Retailers can also play a pivotal role in curbing the high return rates by implementing educational strategies aimed at fostering a more conscious consumer mindset. With 85% of retailers from our 2024 Sustainability Survey stating that they believe consumer education plays an important role in promoting sustainable returns behavior, here are some approaches companies can take to enhance their consumer education initiatives:

1.     Research: Encourage customers to take the time to conduct due diligence and research before making a purchase.

2.     ProvideDetailed Product Information: By offering comprehensive product descriptions, sizing guides, high-quality images, and customer reviews, retailers can ensure that shoppers have a clear understanding of what they are purchasing.

3.     Virtual Try-On Technology: Investing in augmented reality (AR) apps and tools that allow customers to visualize the products in their space or on their person can help in reducing uncertainty that leads to returns.

4.     Encourage Mindful Shopping: Retailers can create educational content around the impact of returns on the environment and the importance of thoughtful purchasing decisions.

5.     Incentivize Sustainable Choices: Offering discounts or rewards for customers who choose to keep their items or who package returns using sustainable materials can encourage customers to think twice about if and how they return items.

6.     Streamline Communication Channels: Making it easy for customers to ask questions and receive prompt responses about products can reduce the likelihood of a mismatch between expectations and the actual product.
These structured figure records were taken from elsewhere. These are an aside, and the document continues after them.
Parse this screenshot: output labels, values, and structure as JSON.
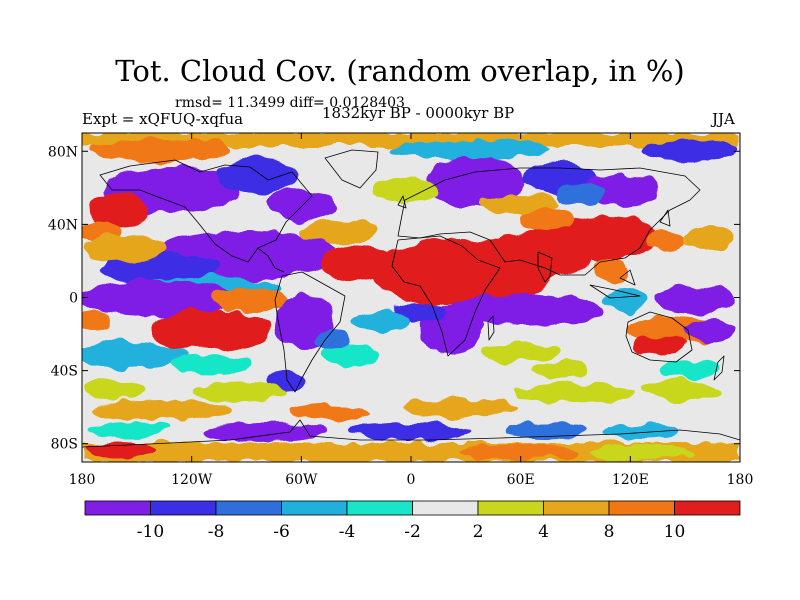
{
  "title": "Tot. Cloud Cov. (random overlap, in %)",
  "stats": "rmsd= 11.3499 diff= 0.0128403",
  "experiment": "Expt = xQFUQ-xqfua",
  "period": "1832kyr BP - 0000kyr BP",
  "season": "JJA",
  "lat_labels": [
    "80N",
    "40N",
    "0",
    "40S",
    "80S"
  ],
  "lat_values": [
    80,
    40,
    0,
    -40,
    -80
  ],
  "lon_labels": [
    "180",
    "120W",
    "60W",
    "0",
    "60E",
    "120E",
    "180"
  ],
  "lon_values": [
    -180,
    -120,
    -60,
    0,
    60,
    120,
    180
  ],
  "colorbar": {
    "labels": [
      "-10",
      "-8",
      "-6",
      "-4",
      "-2",
      "2",
      "4",
      "8",
      "10"
    ],
    "colors": [
      "#7f1fe6",
      "#3c2ee6",
      "#2f6fdc",
      "#21b0dc",
      "#19e6c8",
      "#e8e8e8",
      "#c8d61e",
      "#e6a61e",
      "#f07814",
      "#e01e1e"
    ]
  }
}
7.     Flexible Exchange Policies: Encouraging exchanges over returns can keep the products within the retail cycle and reduce the carbon footprint associated with returns.

8.     Transparent Sizing Information: Since clothing returns are often size-related, providing precise sizing charts, fit predictors, and feedback from previous customers about the fit can minimize size-related returns.
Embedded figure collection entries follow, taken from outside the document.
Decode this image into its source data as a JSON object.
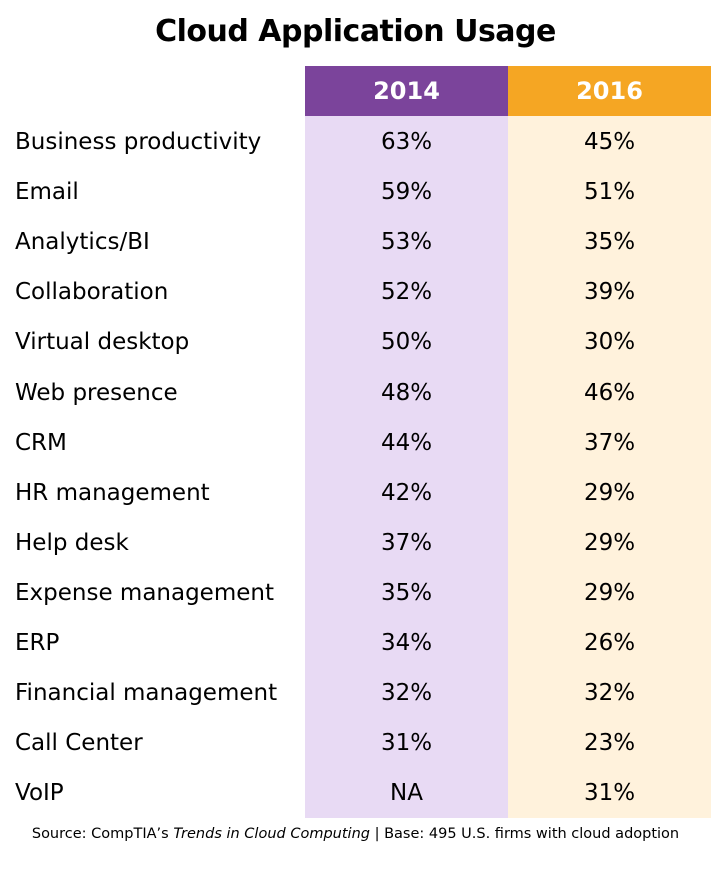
{
  "chart_data": {
    "type": "table",
    "title": "Cloud Application Usage",
    "columns": [
      "2014",
      "2016"
    ],
    "rows": [
      {
        "label": "Business productivity",
        "v2014": "63%",
        "v2016": "45%"
      },
      {
        "label": "Email",
        "v2014": "59%",
        "v2016": "51%"
      },
      {
        "label": "Analytics/BI",
        "v2014": "53%",
        "v2016": "35%"
      },
      {
        "label": "Collaboration",
        "v2014": "52%",
        "v2016": "39%"
      },
      {
        "label": "Virtual desktop",
        "v2014": "50%",
        "v2016": "30%"
      },
      {
        "label": "Web presence",
        "v2014": "48%",
        "v2016": "46%"
      },
      {
        "label": "CRM",
        "v2014": "44%",
        "v2016": "37%"
      },
      {
        "label": "HR management",
        "v2014": "42%",
        "v2016": "29%"
      },
      {
        "label": "Help desk",
        "v2014": "37%",
        "v2016": "29%"
      },
      {
        "label": "Expense management",
        "v2014": "35%",
        "v2016": "29%"
      },
      {
        "label": "ERP",
        "v2014": "34%",
        "v2016": "26%"
      },
      {
        "label": "Financial management",
        "v2014": "32%",
        "v2016": "32%"
      },
      {
        "label": "Call Center",
        "v2014": "31%",
        "v2016": "23%"
      },
      {
        "label": "VoIP",
        "v2014": "NA",
        "v2016": "31%"
      }
    ],
    "colors": {
      "header_2014": "#7b449b",
      "header_2016": "#f5a623",
      "bg_2014": "#e8daf4",
      "bg_2016": "#fff2dc"
    }
  },
  "source": {
    "prefix": "Source: CompTIA’s ",
    "italic": "Trends in Cloud Computing",
    "suffix": " | Base: 495 U.S. firms with cloud adoption"
  }
}
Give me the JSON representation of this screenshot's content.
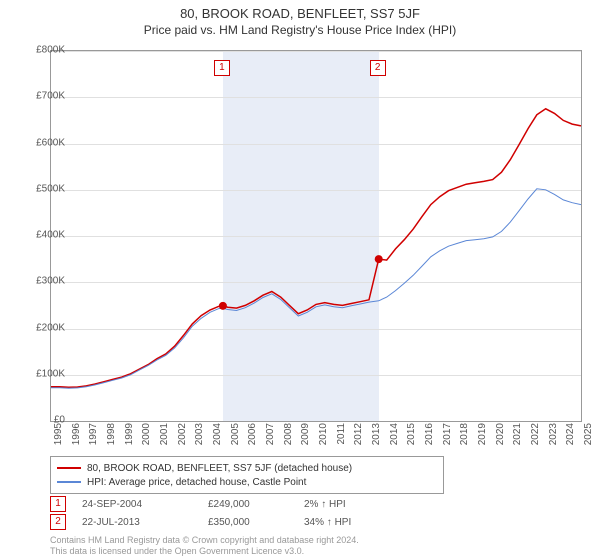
{
  "title": {
    "main": "80, BROOK ROAD, BENFLEET, SS7 5JF",
    "sub": "Price paid vs. HM Land Registry's House Price Index (HPI)"
  },
  "chart": {
    "type": "line",
    "x_start_year": 1995,
    "x_end_year": 2025,
    "y_min": 0,
    "y_max": 800000,
    "y_tick_step": 100000,
    "y_prefix": "£",
    "y_ticks": [
      "£0",
      "£100K",
      "£200K",
      "£300K",
      "£400K",
      "£500K",
      "£600K",
      "£700K",
      "£800K"
    ],
    "x_ticks": [
      "1995",
      "1996",
      "1997",
      "1998",
      "1999",
      "2000",
      "2001",
      "2002",
      "2003",
      "2004",
      "2005",
      "2006",
      "2007",
      "2008",
      "2009",
      "2010",
      "2011",
      "2012",
      "2013",
      "2014",
      "2015",
      "2016",
      "2017",
      "2018",
      "2019",
      "2020",
      "2021",
      "2022",
      "2023",
      "2024",
      "2025"
    ],
    "band_color": "#e8edf7",
    "grid_color": "#e0e0e0",
    "background_color": "#ffffff",
    "series": [
      {
        "name": "price_paid",
        "label": "80, BROOK ROAD, BENFLEET, SS7 5JF (detached house)",
        "color": "#d00000",
        "width": 1.5,
        "points": [
          [
            1995.0,
            74000
          ],
          [
            1995.5,
            74000
          ],
          [
            1996.0,
            73000
          ],
          [
            1996.5,
            73500
          ],
          [
            1997.0,
            76000
          ],
          [
            1997.5,
            80000
          ],
          [
            1998.0,
            85000
          ],
          [
            1998.5,
            90000
          ],
          [
            1999.0,
            95000
          ],
          [
            1999.5,
            102000
          ],
          [
            2000.0,
            112000
          ],
          [
            2000.5,
            122000
          ],
          [
            2001.0,
            135000
          ],
          [
            2001.5,
            145000
          ],
          [
            2002.0,
            162000
          ],
          [
            2002.5,
            185000
          ],
          [
            2003.0,
            210000
          ],
          [
            2003.5,
            228000
          ],
          [
            2004.0,
            240000
          ],
          [
            2004.5,
            248000
          ],
          [
            2004.73,
            249000
          ],
          [
            2005.0,
            246000
          ],
          [
            2005.5,
            244000
          ],
          [
            2006.0,
            250000
          ],
          [
            2006.5,
            260000
          ],
          [
            2007.0,
            272000
          ],
          [
            2007.5,
            280000
          ],
          [
            2008.0,
            268000
          ],
          [
            2008.5,
            250000
          ],
          [
            2009.0,
            232000
          ],
          [
            2009.5,
            240000
          ],
          [
            2010.0,
            252000
          ],
          [
            2010.5,
            256000
          ],
          [
            2011.0,
            252000
          ],
          [
            2011.5,
            250000
          ],
          [
            2012.0,
            254000
          ],
          [
            2012.5,
            258000
          ],
          [
            2013.0,
            262000
          ],
          [
            2013.55,
            350000
          ],
          [
            2014.0,
            348000
          ],
          [
            2014.5,
            372000
          ],
          [
            2015.0,
            392000
          ],
          [
            2015.5,
            415000
          ],
          [
            2016.0,
            442000
          ],
          [
            2016.5,
            468000
          ],
          [
            2017.0,
            485000
          ],
          [
            2017.5,
            498000
          ],
          [
            2018.0,
            505000
          ],
          [
            2018.5,
            512000
          ],
          [
            2019.0,
            515000
          ],
          [
            2019.5,
            518000
          ],
          [
            2020.0,
            522000
          ],
          [
            2020.5,
            538000
          ],
          [
            2021.0,
            565000
          ],
          [
            2021.5,
            598000
          ],
          [
            2022.0,
            632000
          ],
          [
            2022.5,
            662000
          ],
          [
            2023.0,
            675000
          ],
          [
            2023.5,
            665000
          ],
          [
            2024.0,
            650000
          ],
          [
            2024.5,
            642000
          ],
          [
            2025.0,
            638000
          ]
        ]
      },
      {
        "name": "hpi",
        "label": "HPI: Average price, detached house, Castle Point",
        "color": "#5b87d6",
        "width": 1,
        "points": [
          [
            1995.0,
            72000
          ],
          [
            1995.5,
            72000
          ],
          [
            1996.0,
            71000
          ],
          [
            1996.5,
            71500
          ],
          [
            1997.0,
            74000
          ],
          [
            1997.5,
            78000
          ],
          [
            1998.0,
            83000
          ],
          [
            1998.5,
            88000
          ],
          [
            1999.0,
            93000
          ],
          [
            1999.5,
            100000
          ],
          [
            2000.0,
            110000
          ],
          [
            2000.5,
            120000
          ],
          [
            2001.0,
            132000
          ],
          [
            2001.5,
            142000
          ],
          [
            2002.0,
            158000
          ],
          [
            2002.5,
            180000
          ],
          [
            2003.0,
            205000
          ],
          [
            2003.5,
            222000
          ],
          [
            2004.0,
            235000
          ],
          [
            2004.5,
            243000
          ],
          [
            2004.73,
            244000
          ],
          [
            2005.0,
            241000
          ],
          [
            2005.5,
            239000
          ],
          [
            2006.0,
            245000
          ],
          [
            2006.5,
            255000
          ],
          [
            2007.0,
            267000
          ],
          [
            2007.5,
            275000
          ],
          [
            2008.0,
            263000
          ],
          [
            2008.5,
            245000
          ],
          [
            2009.0,
            227000
          ],
          [
            2009.5,
            235000
          ],
          [
            2010.0,
            247000
          ],
          [
            2010.5,
            251000
          ],
          [
            2011.0,
            247000
          ],
          [
            2011.5,
            245000
          ],
          [
            2012.0,
            249000
          ],
          [
            2012.5,
            253000
          ],
          [
            2013.0,
            257000
          ],
          [
            2013.55,
            260000
          ],
          [
            2014.0,
            268000
          ],
          [
            2014.5,
            282000
          ],
          [
            2015.0,
            298000
          ],
          [
            2015.5,
            315000
          ],
          [
            2016.0,
            335000
          ],
          [
            2016.5,
            355000
          ],
          [
            2017.0,
            368000
          ],
          [
            2017.5,
            378000
          ],
          [
            2018.0,
            384000
          ],
          [
            2018.5,
            390000
          ],
          [
            2019.0,
            392000
          ],
          [
            2019.5,
            394000
          ],
          [
            2020.0,
            398000
          ],
          [
            2020.5,
            410000
          ],
          [
            2021.0,
            430000
          ],
          [
            2021.5,
            455000
          ],
          [
            2022.0,
            480000
          ],
          [
            2022.5,
            502000
          ],
          [
            2023.0,
            500000
          ],
          [
            2023.5,
            490000
          ],
          [
            2024.0,
            478000
          ],
          [
            2024.5,
            472000
          ],
          [
            2025.0,
            468000
          ]
        ]
      }
    ],
    "sale_markers": [
      {
        "num": "1",
        "year": 2004.73,
        "price": 249000
      },
      {
        "num": "2",
        "year": 2013.55,
        "price": 350000
      }
    ],
    "band": {
      "start_year": 2004.73,
      "end_year": 2013.55
    }
  },
  "sales": [
    {
      "num": "1",
      "date": "24-SEP-2004",
      "price": "£249,000",
      "diff": "2% ↑ HPI"
    },
    {
      "num": "2",
      "date": "22-JUL-2013",
      "price": "£350,000",
      "diff": "34% ↑ HPI"
    }
  ],
  "footnote": {
    "line1": "Contains HM Land Registry data © Crown copyright and database right 2024.",
    "line2": "This data is licensed under the Open Government Licence v3.0."
  }
}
9.     Customer Education Campaigns: Running campaigns that educate consumers about the environmental and economic costs of returns may encourage them to make more considered purchases.

Returns are a complex two-way street and consumer education plays a critical role in the retail industry's pursuit of sustainability. Most consumers assume that their returns are simply restocked and resold. Contrary to mainstream belief, our 2023 Spring Survey: The Cost of Retail Returns reveals a different reality with 52% of retailers having to handle (touch) returned items anywhere between three to eight times. Each touch is costly and takes up resources. For instance, anything that contains data, from smartphones and watches to even some children's toys, must undergo rigorous data wiping and sanitization processes to ensure customer privacy and security before being considered for resale. Furthermore, items may need to undergo repairs, refurbishment, or repackaging, all of which add to the complexity of reverse logistics. Educating consumers about the intricate journey of returned items can foster more mindful purchasing and returning behaviors, which is an integral component of the industry’s initiative to meet sustainability goals. By shedding light on these processes, retailers can engage customers in their efforts to minimize waste and promote a more circular economy.

The Future of Retail Sustainability

As return rates continue to climb, the need for innovative and sustainable solutions has become crucial. Retailers are not just seeking transactional partners anymore; they are in search of collaborators who understand their challenges, share mutual environmental goals, and offer tailored solutions with the perfect balance between technology and touch.

At goTRG we are committed to upholding our values and to providing the most innovative solutions for our clients and stakeholders. In 2023, we worked hard to quantify environmental data that allowed us to provide indicators for our Impact Report based on costs, waste and greenhouse gas (GHG) emissions savings.

As we move forward, we will continue to listen, adapt, and evolve, ensuring our operations are not just financially profitable, but also environmentally beneficial. The journey of returns management is just the beginning and with the right partnerships and aligned values, the future looks promising.